Mercedes' 'ugly' Monaco Grand Prix performance enabled it to identify and resolve the weaknesses of its 2017 Formula 1 car, say team bosses

Though Mercedes had won three of the five F1 races before Monaco in May, it struggled to fourth with Valtteri Bottas and seventh with Lewis Hamilton, who had qualified only 13th, as Ferrari finished first and second.

But it won three of the next four GPs, and turned a 17-point constructors' championship deficit to Ferrari post-Monaco into a 39-point lead by the summer break.

Mercedes had described its W08 as a "diva" to set up from the outset, and technical director James Allison said the low of Monaco actually proved beneficial.

"Monaco was a circuit where very few of the good parts of our car were on display and most of the uglier ones were," he told Autosport.

"And it was really helpful to us that in regard, because it focused our minds on where the issues were.

"It was very, very beneficial. Prior to Monaco, we had won a few races. We had been on pole in all but one of them.

"We clearly had a quick car and you can flatter yourself that this is all going to be fine, but it was really helpful for us to see that the problems we had needed to be dealt with, because we didn't like the experience of Monaco.

"But also the purity with which they were presented to us in Monaco also made it correspondingly much easier to diagnose what were the bigger factors and how to go about attacking them, so it was helpful in two ways - as a spur and as a diagnostic."

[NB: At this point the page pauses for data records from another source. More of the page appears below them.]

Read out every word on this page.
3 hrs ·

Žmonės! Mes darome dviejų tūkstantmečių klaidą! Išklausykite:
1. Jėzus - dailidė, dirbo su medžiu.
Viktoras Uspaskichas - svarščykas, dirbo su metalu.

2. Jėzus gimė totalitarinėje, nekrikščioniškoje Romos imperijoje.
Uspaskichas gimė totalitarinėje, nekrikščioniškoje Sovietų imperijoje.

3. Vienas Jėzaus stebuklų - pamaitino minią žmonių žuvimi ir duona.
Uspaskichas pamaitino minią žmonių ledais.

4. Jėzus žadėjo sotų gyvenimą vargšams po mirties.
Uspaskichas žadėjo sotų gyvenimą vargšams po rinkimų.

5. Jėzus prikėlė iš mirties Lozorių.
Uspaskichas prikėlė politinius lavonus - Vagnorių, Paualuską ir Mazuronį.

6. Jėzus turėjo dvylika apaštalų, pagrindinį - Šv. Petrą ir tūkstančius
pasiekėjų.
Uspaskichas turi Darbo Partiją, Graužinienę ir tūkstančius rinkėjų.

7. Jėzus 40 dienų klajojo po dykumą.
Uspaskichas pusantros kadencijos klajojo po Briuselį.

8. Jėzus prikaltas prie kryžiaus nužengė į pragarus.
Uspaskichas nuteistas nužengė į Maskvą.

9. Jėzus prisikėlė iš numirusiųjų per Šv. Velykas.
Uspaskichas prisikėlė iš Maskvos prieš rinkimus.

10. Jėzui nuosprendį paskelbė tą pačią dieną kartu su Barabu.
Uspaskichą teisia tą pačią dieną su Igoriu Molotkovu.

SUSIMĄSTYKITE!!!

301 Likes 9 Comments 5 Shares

Allison said the "biggest step" Mercedes made in response to Monaco was "our understanding" of the car rather than any new parts.

"From after Monaco we haven't really had a weak race so far," he said.

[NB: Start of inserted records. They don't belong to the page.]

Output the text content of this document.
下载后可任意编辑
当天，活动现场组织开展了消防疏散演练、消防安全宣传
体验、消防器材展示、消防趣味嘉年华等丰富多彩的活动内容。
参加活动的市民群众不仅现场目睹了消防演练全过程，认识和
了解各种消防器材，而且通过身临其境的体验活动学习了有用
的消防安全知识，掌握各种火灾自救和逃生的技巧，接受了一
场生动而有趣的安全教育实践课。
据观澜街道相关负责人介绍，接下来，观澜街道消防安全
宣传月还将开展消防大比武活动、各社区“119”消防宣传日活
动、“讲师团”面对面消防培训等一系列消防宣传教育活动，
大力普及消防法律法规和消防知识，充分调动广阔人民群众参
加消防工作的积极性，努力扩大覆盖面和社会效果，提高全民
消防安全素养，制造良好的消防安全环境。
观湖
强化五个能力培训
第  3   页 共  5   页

"And that race after Monaco was Canada and we didn't bring any upgrades there."

Mercedes motorsport chief Toto Wolff added that "the 10 days after Monaco were probably the most useful" of the year so far for his team.

"We've had similar moments in the past, with Singapore [2015] for example," said Wolff.

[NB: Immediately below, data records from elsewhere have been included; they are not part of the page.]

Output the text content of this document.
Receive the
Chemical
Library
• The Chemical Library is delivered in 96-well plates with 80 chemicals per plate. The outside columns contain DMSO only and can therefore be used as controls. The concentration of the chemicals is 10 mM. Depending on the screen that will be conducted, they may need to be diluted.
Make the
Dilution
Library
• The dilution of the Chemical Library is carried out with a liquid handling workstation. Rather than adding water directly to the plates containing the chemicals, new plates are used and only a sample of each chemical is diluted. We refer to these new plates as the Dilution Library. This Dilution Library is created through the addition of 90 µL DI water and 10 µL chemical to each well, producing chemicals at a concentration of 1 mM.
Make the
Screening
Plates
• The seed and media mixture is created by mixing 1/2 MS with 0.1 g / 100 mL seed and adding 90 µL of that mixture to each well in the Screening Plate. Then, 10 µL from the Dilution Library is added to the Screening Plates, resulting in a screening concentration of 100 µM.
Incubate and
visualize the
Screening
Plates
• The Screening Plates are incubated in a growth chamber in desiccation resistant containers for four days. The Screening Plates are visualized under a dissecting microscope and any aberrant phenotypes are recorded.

"They're working on a very high level all the time, but when things happen like in Monaco when suddenly all your performance drops away there is even more emphasis on trying to find out what happened.

"I am very impressed about how the team coped and handled the situation.

"But we have it every weekend. Every weekend we're trying to identify the problems, finding solutions, trying to find how we can optimise our performance.

"We face difficulties all the time, most of the time not visible to the public."